Der Offshore Racing Congress (ORC) hat bei seiner 51. Jahrestagung den Kurs für die kommenden Jahre abgesteckt und dabei eine aus deutscher Sicht bedeutende Vorstandspersonalie getroffen. Sail24.com berichtet dazu ausführlich.
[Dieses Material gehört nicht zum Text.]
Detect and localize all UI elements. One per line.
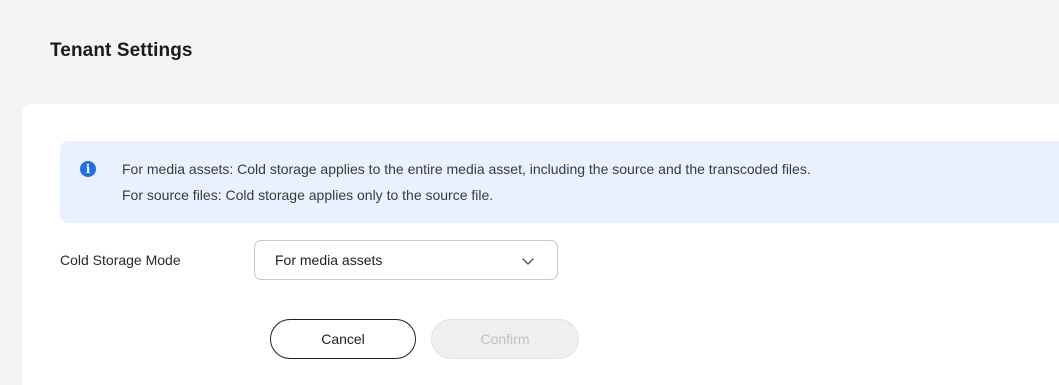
cancel-button[interactable]: Cancel bbox=[270, 319, 416, 359]
chevron-down-icon bbox=[522, 258, 534, 265]
confirm-button[interactable]: Confirm bbox=[431, 319, 579, 359]
cold-storage-mode-select[interactable]: For media assets bbox=[254, 240, 558, 280]
tenant-settings-page: Tenant Settings i For media assets: Cold… bbox=[0, 0, 1059, 385]
cold-storage-mode-value: For media assets bbox=[275, 252, 383, 268]
notice-line-media-assets: For media assets: Cold storage applies t… bbox=[122, 161, 811, 177]
info-icon: i bbox=[80, 161, 96, 177]
cold-storage-mode-label: Cold Storage Mode bbox=[60, 252, 181, 268]
page-title: Tenant Settings bbox=[50, 40, 193, 61]
notice-line-source-files: For source files: Cold storage applies o… bbox=[122, 187, 494, 203]
info-notice: i For media assets: Cold storage applies… bbox=[60, 141, 1059, 223]
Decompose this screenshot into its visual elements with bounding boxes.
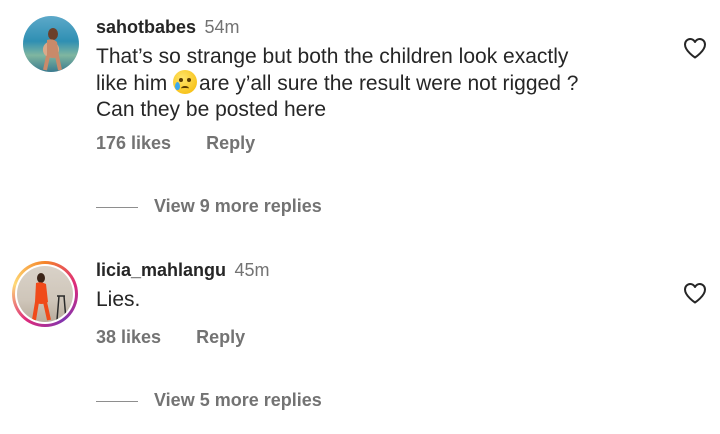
heart-outline-icon[interactable] xyxy=(683,37,707,59)
username[interactable]: licia_mahlangu xyxy=(96,260,226,280)
comment-text-segment: like him xyxy=(96,72,174,95)
comment-text: That’s so strange but both the children … xyxy=(96,44,656,123)
avatar[interactable] xyxy=(23,16,79,72)
avatar-photo xyxy=(43,28,62,71)
comment-meta: 176 likes Reply xyxy=(96,133,255,154)
comment-text-segment: are y’all sure the result were not rigge… xyxy=(199,72,579,95)
timestamp: 54m xyxy=(204,17,240,37)
likes-count[interactable]: 38 likes xyxy=(96,327,161,348)
comment-text: Lies. xyxy=(96,288,141,311)
view-replies-button[interactable]: View 5 more replies xyxy=(96,390,322,411)
comment-text-line: That’s so strange but both the children … xyxy=(96,45,569,68)
avatar-photo xyxy=(32,273,67,321)
replies-divider xyxy=(96,400,138,402)
comment-text-line: Can they be posted here xyxy=(96,98,326,121)
view-replies-button[interactable]: View 9 more replies xyxy=(96,196,322,217)
comment-text-line: like him are y’all sure the result were … xyxy=(96,70,656,97)
username[interactable]: sahotbabes xyxy=(96,17,196,37)
comment-header: licia_mahlangu 45m xyxy=(96,260,270,281)
reply-button[interactable]: Reply xyxy=(206,133,255,154)
comment-header: sahotbabes 54m xyxy=(96,17,240,38)
timestamp: 45m xyxy=(234,260,270,280)
view-replies-label: View 5 more replies xyxy=(154,390,322,410)
likes-count[interactable]: 176 likes xyxy=(96,133,171,154)
crying-face-emoji-icon xyxy=(173,70,198,94)
view-replies-label: View 9 more replies xyxy=(154,196,322,216)
heart-outline-icon[interactable] xyxy=(683,282,707,304)
comment-meta: 38 likes Reply xyxy=(96,327,245,348)
avatar[interactable] xyxy=(17,266,73,322)
reply-button[interactable]: Reply xyxy=(196,327,245,348)
replies-divider xyxy=(96,206,138,208)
Eckhard von der Mosel will in das ORC seine berufliche Erfahrung und Seesegel-Leidenschaft einbringen. foto: privat

Dr. Wolfgang Schäfer hat nach 26 Jahren als stellvertretender Vorsitzender sein Amt beim ORC abgegeben. Foto: segel-bilder.de

Dr. Wolfgang Schäfer, seit 26 Jahren im ORC-Vorstand aktiv, hat seinen Posten als Vize-Vorsitzender zur Verfügung gestellt. Eckhard von der Mosel wurde daraufhin auf Vorschlag von Wolfgang Schäfer neu ins Amt gewählt. Als Vize-Vorsitzender will der 65-jährige Jurist in dem Gremium vor allem den rechtlichen Bereich und die Stärkung des nordeuropäischen Raums übernehmen.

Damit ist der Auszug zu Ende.